NEW guidelines around when hospital trusts in Worcestershire and the West Midlands are able to declare a ‘major incident’ will make it almost impossible for them to do so, it has been claimed.

Hospitals around the country have been suffering under extreme pressure in recent weeks and earlier this month many were forced to declare major incidents – meaning the health of the entire area was considered to be at serious risk and alerting community hospitals to make extra beds available.

Although NHS England’s West Midlands team recently issued a set of new guidance to hospitals in the area around when they are able to declare a major incident, shadow health secretary Andy Burnham has claimed the revised rules are too strict and will make it impossible for trusts to do so.
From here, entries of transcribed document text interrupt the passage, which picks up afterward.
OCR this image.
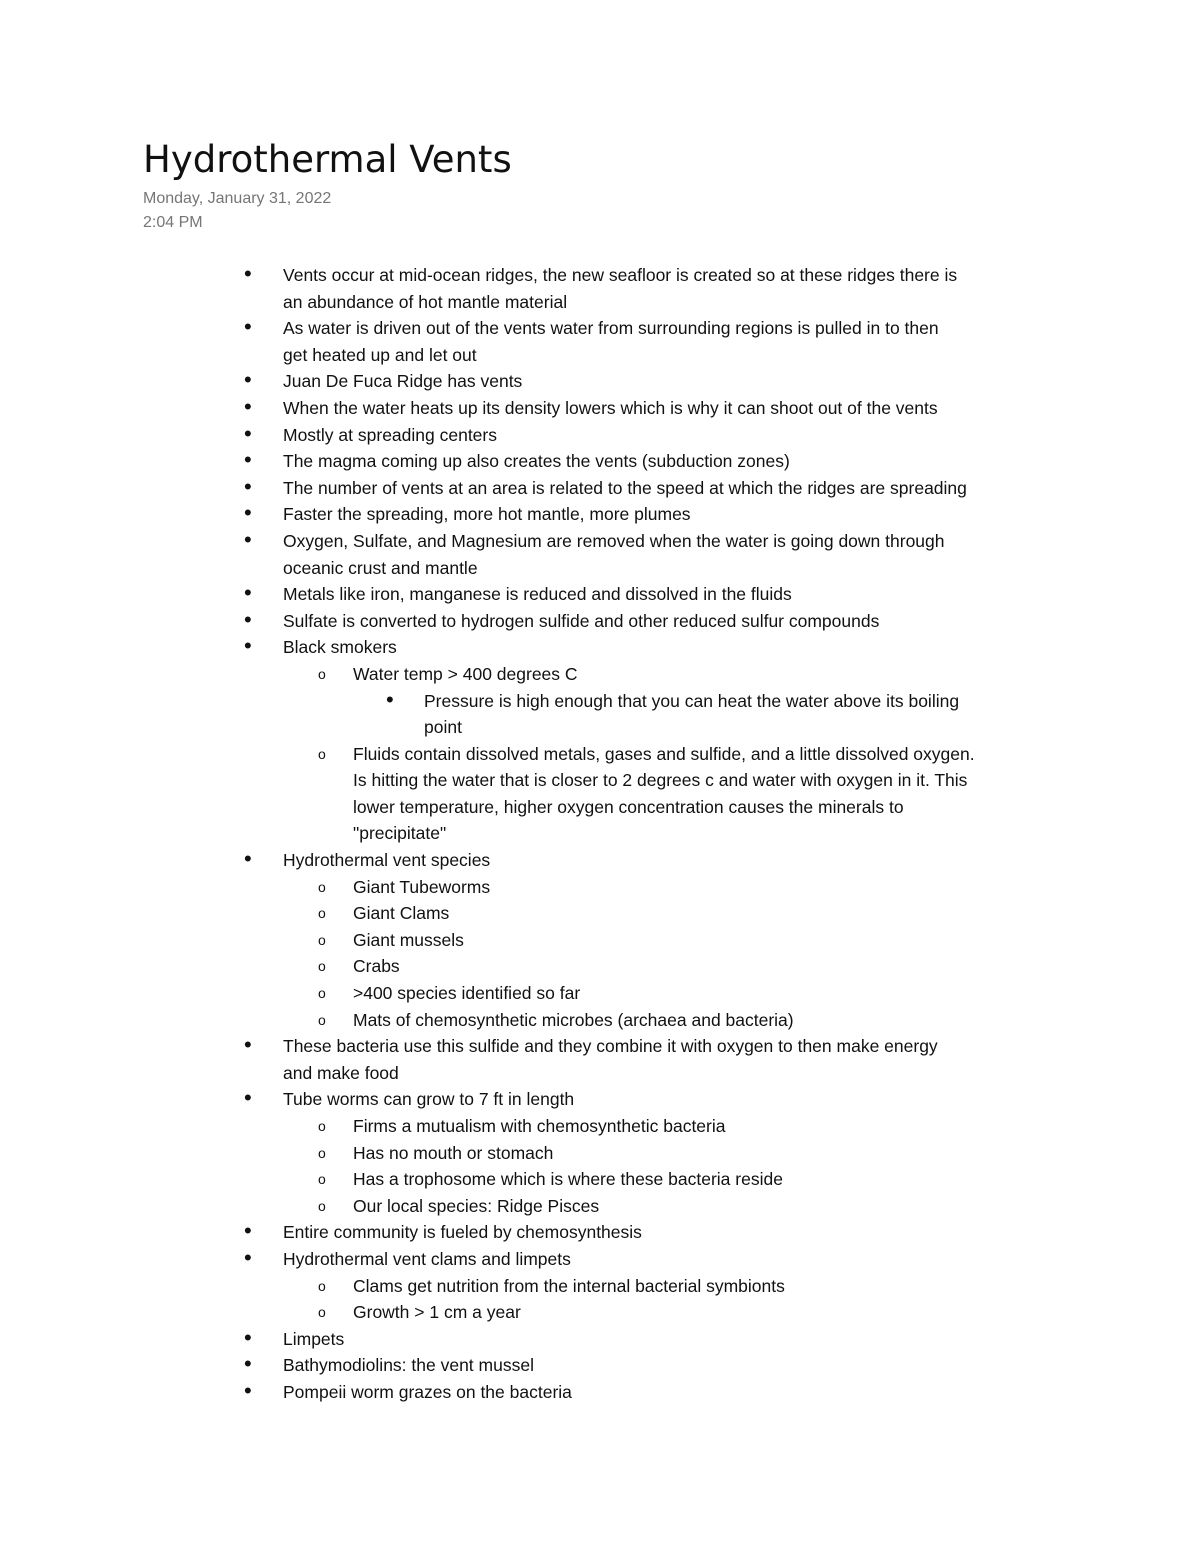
Hydrothermal Vents
Monday, January 31, 2022
2:04 PM
• Vents occur at mid-ocean ridges, the new seafloor is created so at these ridges there is
an abundance of hot mantle material
• As water is driven out of the vents water from surrounding regions is pulled in to then
get heated up and let out
• Juan De Fuca Ridge has vents
• When the water heats up its density lowers which is why it can shoot out of the vents
• Mostly at spreading centers
• The magma coming up also creates the vents (subduction zones)
• The number of vents at an area is related to the speed at which the ridges are spreading
• Faster the spreading, more hot mantle, more plumes
• Oxygen, Sulfate, and Magnesium are removed when the water is going down through
oceanic crust and mantle
• Metals like iron, manganese is reduced and dissolved in the fluids
• Sulfate is converted to hydrogen sulfide and other reduced sulfur compounds
• Black smokers
o Water temp > 400 degrees C
• Pressure is high enough that you can heat the water above its boiling
point
o Fluids contain dissolved metals, gases and sulfide, and a little dissolved oxygen.
Is hitting the water that is closer to 2 degrees c and water with oxygen in it. This
lower temperature, higher oxygen concentration causes the minerals to
"precipitate"
• Hydrothermal vent species
o Giant Tubeworms
o Giant Clams
o Giant mussels
o Crabs
o >400 species identified so far
o Mats of chemosynthetic microbes (archaea and bacteria)
• These bacteria use this sulfide and they combine it with oxygen to then make energy
and make food
• Tube worms can grow to 7 ft in length
o Firms a mutualism with chemosynthetic bacteria
o Has no mouth or stomach
o Has a trophosome which is where these bacteria reside
o Our local species: Ridge Pisces
• Entire community is fueled by chemosynthesis
• Hydrothermal vent clams and limpets
o Clams get nutrition from the internal bacterial symbionts
o Growth > 1 cm a year
• Limpets
• Bathymodiolins: the vent mussel
• Pompeii worm grazes on the bacteria
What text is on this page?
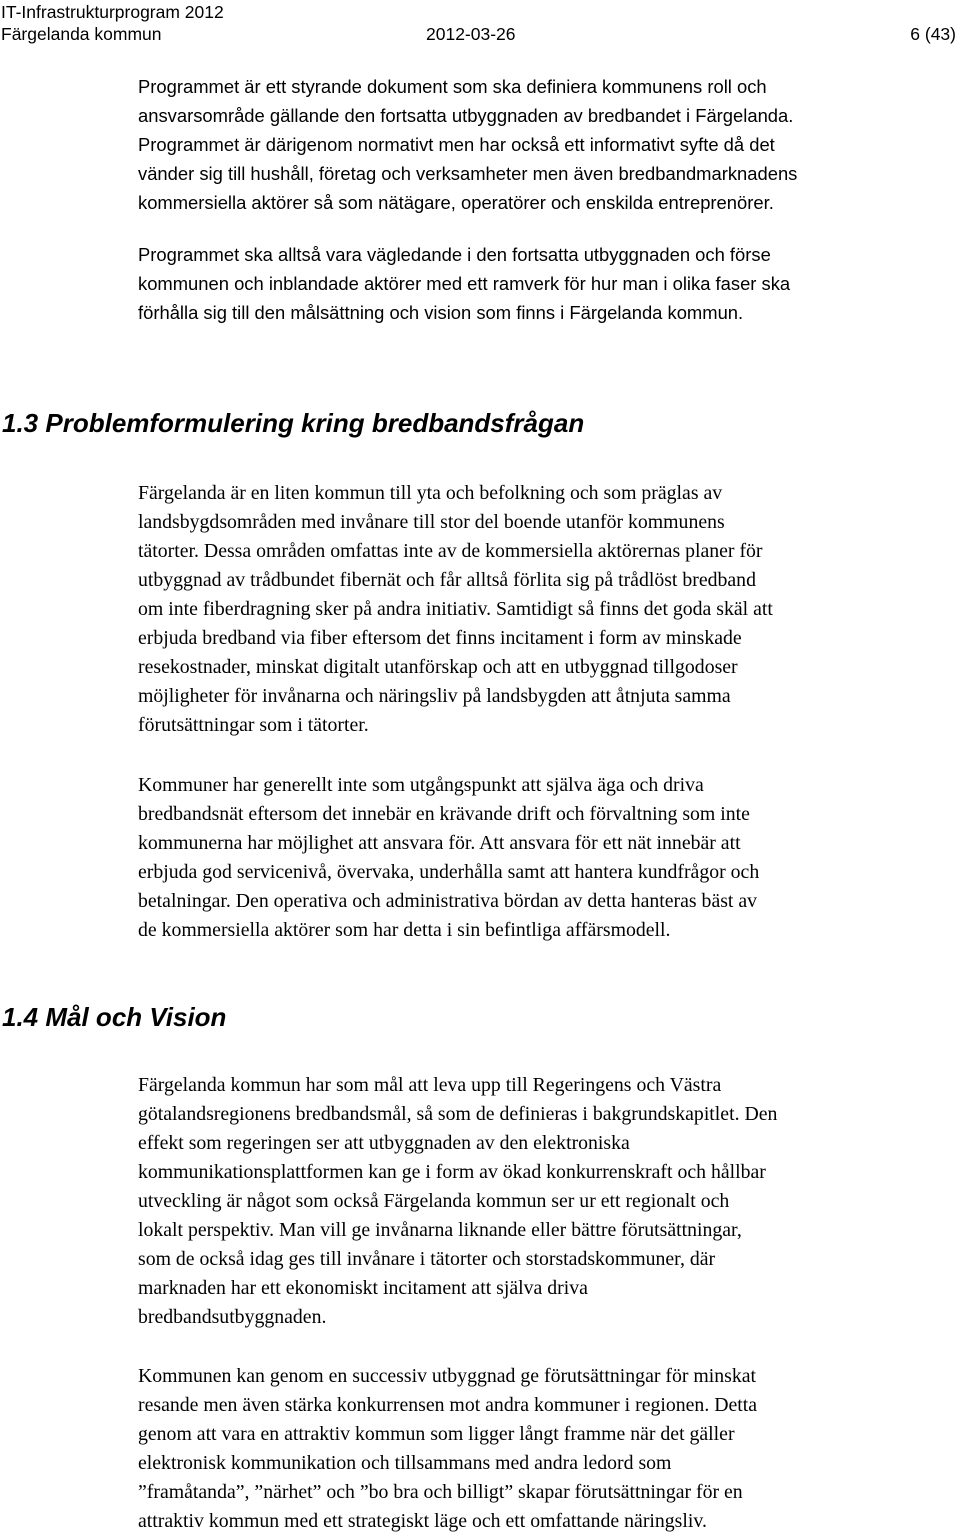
IT-Infrastrukturprogram 2012
Färgelanda kommun	2012-03-26	6 (43)
Programmet är ett styrande dokument som ska definiera kommunens roll och
ansvarsområde gällande den fortsatta utbyggnaden av bredbandet i Färgelanda.
Programmet är därigenom normativt men har också ett informativt syfte då det
vänder sig till hushåll, företag och verksamheter men även bredbandmarknadens
kommersiella aktörer så som nätägare, operatörer och enskilda entreprenörer.
Programmet ska alltså vara vägledande i den fortsatta utbyggnaden och förse
kommunen och inblandade aktörer med ett ramverk för hur man i olika faser ska
förhålla sig till den målsättning och vision som finns i Färgelanda kommun.
1.3 Problemformulering kring bredbandsfrågan
Färgelanda är en liten kommun till yta och befolkning och som präglas av
landsbygdsområden med invånare till stor del boende utanför kommunens
tätorter. Dessa områden omfattas inte av de kommersiella aktörernas planer för
utbyggnad av trådbundet fibernät och får alltså förlita sig på trådlöst bredband
om inte fiberdragning sker på andra initiativ. Samtidigt så finns det goda skäl att
erbjuda bredband via fiber eftersom det finns incitament i form av minskade
resekostnader, minskat digitalt utanförskap och att en utbyggnad tillgodoser
möjligheter för invånarna och näringsliv på landsbygden att åtnjuta samma
förutsättningar som i tätorter.
Kommuner har generellt inte som utgångspunkt att själva äga och driva
bredbandsnät eftersom det innebär en krävande drift och förvaltning som inte
kommunerna har möjlighet att ansvara för. Att ansvara för ett nät innebär att
erbjuda god servicenivå, övervaka, underhålla samt att hantera kundfrågor och
betalningar. Den operativa och administrativa bördan av detta hanteras bäst av
de kommersiella aktörer som har detta i sin befintliga affärsmodell.
1.4 Mål och Vision
Färgelanda kommun har som mål att leva upp till Regeringens och Västra
götalandsregionens bredbandsmål, så som de definieras i bakgrundskapitlet. Den
effekt som regeringen ser att utbyggnaden av den elektroniska
kommunikationsplattformen kan ge i form av ökad konkurrenskraft och hållbar
utveckling är något som också Färgelanda kommun ser ur ett regionalt och
lokalt perspektiv. Man vill ge invånarna liknande eller bättre förutsättningar,
som de också idag ges till invånare i tätorter och storstadskommuner, där
marknaden har ett ekonomiskt incitament att själva driva
bredbandsutbyggnaden.
Kommunen kan genom en successiv utbyggnad ge förutsättningar för minskat
resande men även stärka konkurrensen mot andra kommuner i regionen. Detta
genom att vara en attraktiv kommun som ligger långt framme när det gäller
elektronisk kommunikation och tillsammans med andra ledord som
”framåtanda”, ”närhet” och ”bo bra och billigt” skapar förutsättningar för en
attraktiv kommun med ett strategiskt läge och ett omfattande näringsliv.
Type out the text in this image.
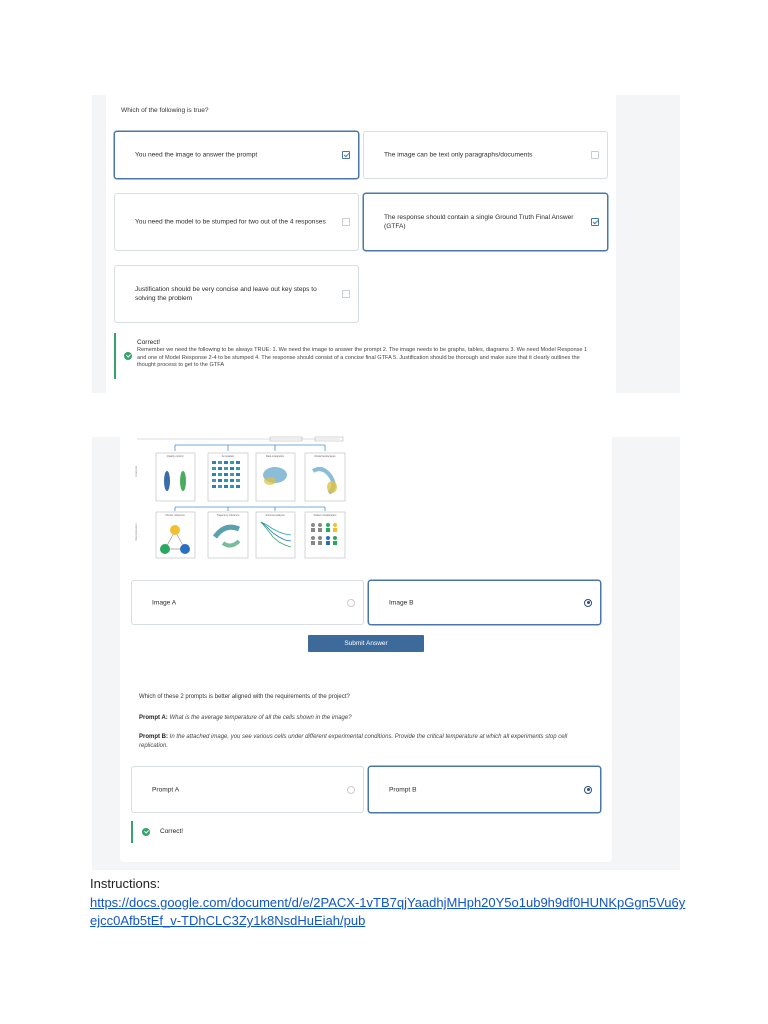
Which of the following is true?
You need the image to answer the prompt	The image can be text only paragraphs/documents
You need the model to be stumped for two out of the 4 responses
The response should contain a single Ground Truth Final Answer (GTFA)
Justification should be very concise and leave out key steps to solving the problem
Correct!
Remember we need the following to be always TRUE: 1. We need the image to answer the prompt 2. The image needs to be graphs, tables, diagrams 3. We need Model Response 1 and one of Model Response 2-4 to be stumped 4. The response should consist of a concise final GTFA 5. Justification should be thorough and make sure that it clearly outlines the thought process to get to the GTFA
Analysis
Quality control	Annotation	Data integration	Model landscapes
Interpretation
Cluster inference	Trajectory inference	Survival analysis	Patient stratification
Image A	Image B
Submit Answer
Which of these 2 prompts is better aligned with the requirements of the project?
Prompt A: What is the average temperature of all the cells shown in the image?
Prompt B: In the attached image, you see various cells under different experimental conditions. Provide the critical temperature at which all experiments stop cell replication.
Prompt A	Prompt B
Correct!
Instructions:
https://docs.google.com/document/d/e/2PACX-1vTB7qjYaadhjMHph20Y5o1ub9h9df0HUNKpGgn5Vu6yejcc0Afb5tEf_v-TDhCLC3Zy1k8NsdHuEiah/pub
Trusts in Herefordshire and Gloucestershire were among those declaring such incidents earlier this month, but Worcestershire Acute Hospitals NHS Trust – the organisation running Worcestershire Royal Hospital, Kidderminster Hospital and Redditch’s Alexandra Hospital –avoided doing so.

National director of commissioning operations for NHS England Dr Barbara Hakin said the decision over whether or not to declare a major incident remained with individual trusts.

“Before doing so best practice dictates that they take account of the wider impacts on other parts of the NHS so that patient safety in the round is protected,” she said.

“That's why NHS England's local area team in the West Midlands decided to issue these guidelines.

“This was not a decision of the Department of Health."